I am sure it's true, because if $f$ is not Lebesgue integrable, then, there must be some place in $[0,1]$ where it "blows up" to $-\infty$ or $\infty$. Because of that, it must be true that $g(x,y)$ is also not Lebesgue integrable since those places where $f$"blows up" cannot cancel each other because we would have $\infty - \infty$ and that can't be interpreted in any way.

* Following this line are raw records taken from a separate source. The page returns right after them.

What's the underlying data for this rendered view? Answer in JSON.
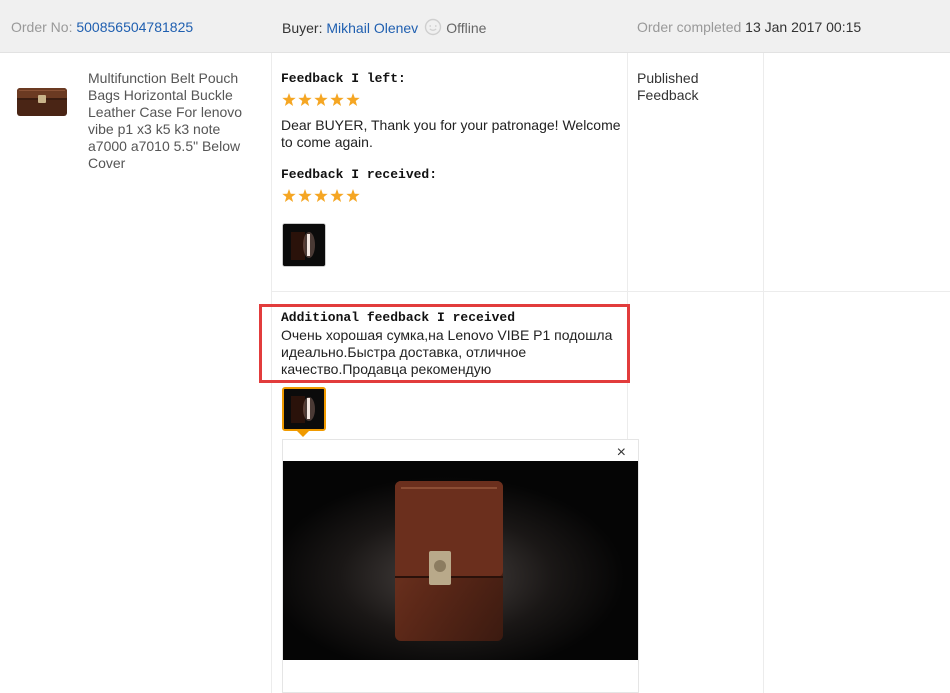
{
  "header": {
    "order_no_label": "Order No:",
    "order_no_value": "500856504781825",
    "buyer_label": "Buyer:",
    "buyer_name": "Mikhail Olenev",
    "buyer_status": "Offline",
    "order_completed_label": "Order completed",
    "order_completed_date": "13 Jan 2017 00:15"
  },
  "product": {
    "title": "Multifunction Belt Pouch Bags Horizontal Buckle Leather Case For lenovo vibe p1 x3 k5 k3 note a7000 a7010 5.5\" Below Cover"
  },
  "feedback": {
    "left_title": "Feedback I left:",
    "left_rating": 5,
    "left_text": "Dear BUYER, Thank you for your patronage! Welcome to come again.",
    "received_title": "Feedback I received:",
    "received_rating": 5,
    "additional_title": "Additional feedback I received",
    "additional_text": "Очень хорошая сумка,на Lenovo VIBE P1 подошла идеально.Быстра доставка, отличное качество.Продавца рекомендую"
  },
  "status": {
    "text": "Published Feedback"
  },
  "preview": {
    "close_label": "×"
  },
  "icons": {
    "chat": "chat-bubble-icon",
    "star": "star-icon",
    "close": "close-icon"
  },
  "colors": {
    "link": "#1f5fb0",
    "star": "#f5a623",
    "highlight": "#e23c3c",
    "thumb_active": "#f09a00",
    "header_bg": "#f0f0f0"
  }
}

I think that this intuition must be correct, but I don't know how to show that. I didn't find any elegant way of doing so while looking on that forum.
Edit:
Let's assume that $g$ is Lebesgue integrable on $[0, 1] × [0, 1]$. Then from Fubini's theorem, we have that:$$ \int \int_{[0,1][0,1]} g(x,y) \ \lambda_2(x,y) = \int \int_{[0,1][0,1]} f(x) - f(y) \ \lambda_2(x,y) = \int_0^1 \int_0^1 \left[ f(x) - f(y) \right] \ dx dy = $$
$$= \int_0^1 f(x) \ dx - \int_0^1 f(y) \ dy = \infty - \infty$$
Is that enough to say that we got to a contradiction and conclude that $g$ is not Lebesgue integrable on $[0, 1] × [0, 1]$?